The AI Memory Funnel: Triaging and Crystallizing Agent Context

In the last post, we built an async queue to decouple the slow LLM extraction step from the agent’s fast critical path. Before that, we tackled deduplication and fused BM25 with BFS to make retrieval both fast and accurate.

But getting data in and pulling it out is just the I/O layer. The real problem with AI memory over a long timeline is noise.

If you just shove every conversation log into a vector database, your agent’s context window will eventually choke on redundant facts, stale beliefs, and contradictory statements. AI memory shouldn’t be an append-only trash can. It should behave more like a human brain: it needs a lifecycle.

In membox, that lifecycle lives primarily in core/consolidate.py. We modeled it as a “memory funnel”: Trace → Unit → Crystal. It automatically decays noise and distills high-frequency facts.

The Three-Tier Funnel

Every piece of information entering the system starts at the top of the funnel and has to earn its way down.

Trace (Raw Event): A transient, low-confidence observation. “The user said they prefer Python over JavaScript today.” Most traces are just conversational exhaust.
Unit (Deduplicated Fact): When a trace makes it through the deduplication pipeline, it becomes a Unit. It’s a structured piece of knowledge (User, prefers, Python). But it’s still just one data point.
Crystal (Solidified Context): When a Unit is corroborated by multiple independent Traces over time, it crystallizes. Crystals are the immutable, high-confidence facts that the agent relies on for core context.

The Validation Threshold: Why Three Sources?

How does a Unit become a Crystal? It needs proof.

In consolidate.py, a memory Unit is continuously evaluated against a threshold. We set the bar at ≥3 independent sources. Three independent sources is the default bar; an explicitly user-confirmed fact or a high-confidence decision (≥0.90 confidence, ≥0.80 importance) can also crystallize.

If an agent extracts the fact (Project, uses, SQLite) from a single chat session, it’s a Unit. It has a confidence score, but it hasn’t crystallized. If the agent later reads a README.md that says the same thing, that’s source two. If it observes a code commit modifying a .db file, that’s source three.

Once the source count hits 3, the crystal_policy() check marks the unit eligible and consolidation promotes it to CRYSTAL status. The engineering reason behind this strict default threshold is simple: LLMs hallucinate during extraction. A single extraction error shouldn’t permanently warp the agent’s worldview. By requiring three independent observations, we force the system to cross-reference itself. False positives from bad LLM extractions rarely repeat themselves exactly three times across different contexts.

Evolving Confidence and Importance

A memory isn’t static. Its value changes based on how often it’s used and how much evidence backs it up.

Every Unit tracks two metrics: confidence and importance.

Confidence grows as new evidence (Traces) accumulates. Every new corroborating source bumps the confidence score by a fixed step per corroborating source, capped at 0.95.

Importance starts at a baseline when a unit is created.

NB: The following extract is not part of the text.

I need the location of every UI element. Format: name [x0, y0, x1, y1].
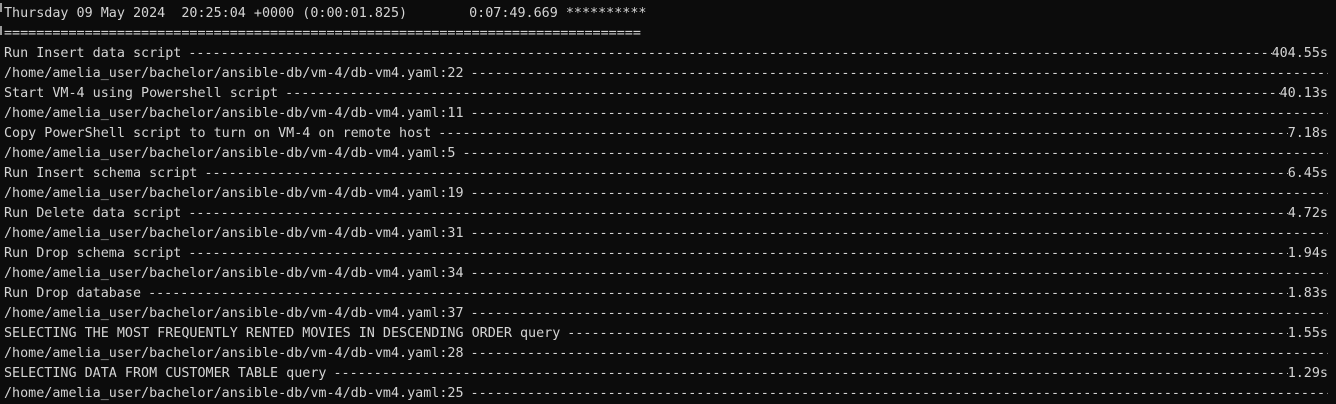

If a fact is highly corroborated but never used, it has high confidence but low importance. If a fact is used constantly but only has one source, it has high importance but low confidence. These metrics gate crystallization, while forgetting is driven by separate lifecycle mechanisms.

Supersession: Knowledge Replacement via Dependency Graphs

What happens when a fact changes? The user used to prefer Python, but now they write Rust exclusively.

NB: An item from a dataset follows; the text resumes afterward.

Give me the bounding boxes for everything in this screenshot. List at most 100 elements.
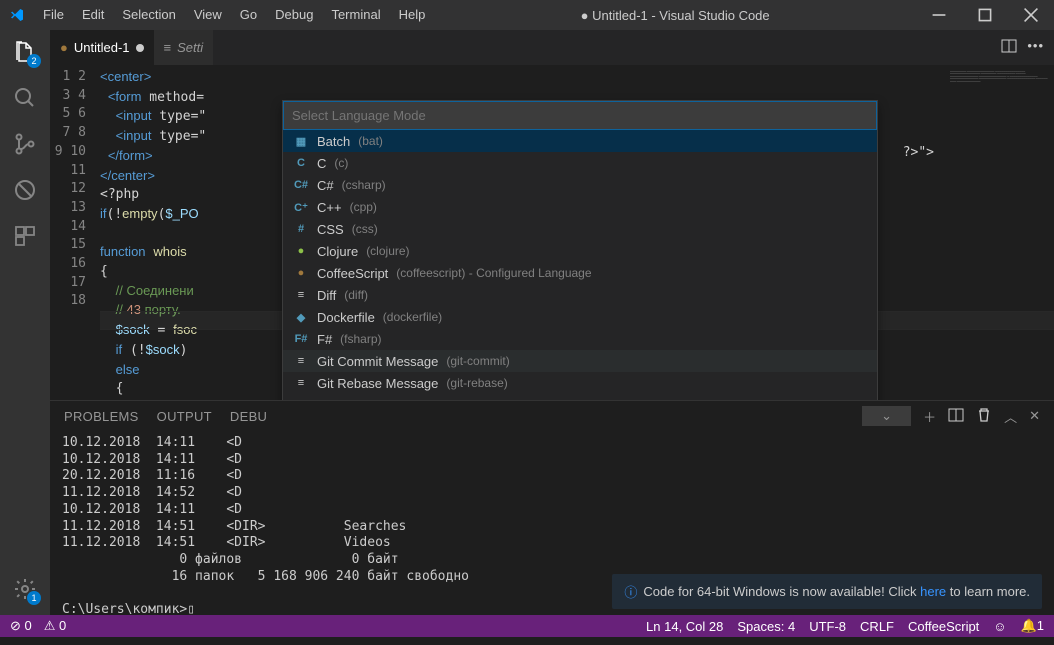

We don’t do DELETE FROM memory WHERE subject='User'. Hard deletions in an asynchronous, multi-agent system are dangerous. Instead, we use Supersession.

Consolidation detects when a newer unit replaces an older one (matching topic + correction language), flips the older unit’s status to SUPERSEDED, and records a superseded_by pointer.

Retrieval’s BFS skips superseded relations by default, so the stale fact drops out of active context while staying in the DB. The old fact is still technically in the database—which is useful if the agent needs to remember when the user changed their mind—but it gets excluded.

The Elegance of Local-First Forgetting

This brings us to the most human part of the design: forgetting.

In a cloud SaaS application, you have to run garbage collection cron jobs to keep storage costs down. But membox is local-first. A SQLite database sitting on a developer’s NVMe drive has practically infinite space relative to text triples.

We don’t need to explicitly delete anything. Instead, we rely on natural decay and archiving.

Remember the scoring formula from the retrieval post: score(t) = decay^hops(t) * ( α·sim(t) + (1-α)·bm25(t) ). Retrieval hop-distance decay causes distant facts to drop off. On top of that, consolidate.py runs a decay_action that archives units past their valid_to timestamp, moving them to ARCHIVED status.

It falls out of the active context window. It’s forgotten, not deleted. It naturally decays and archives over time.

Tying It Together

By enforcing the Trace → Unit → Crystal funnel, membox stops being a dumb vector store and starts acting like an intelligent memory layer. The async queue ensures ingests are fast, the deduplication pipeline keeps the graph clean, the BFS+BM25 fusion finds the logical links, and the funnel ensures only high-quality, corroborated facts survive the test of time.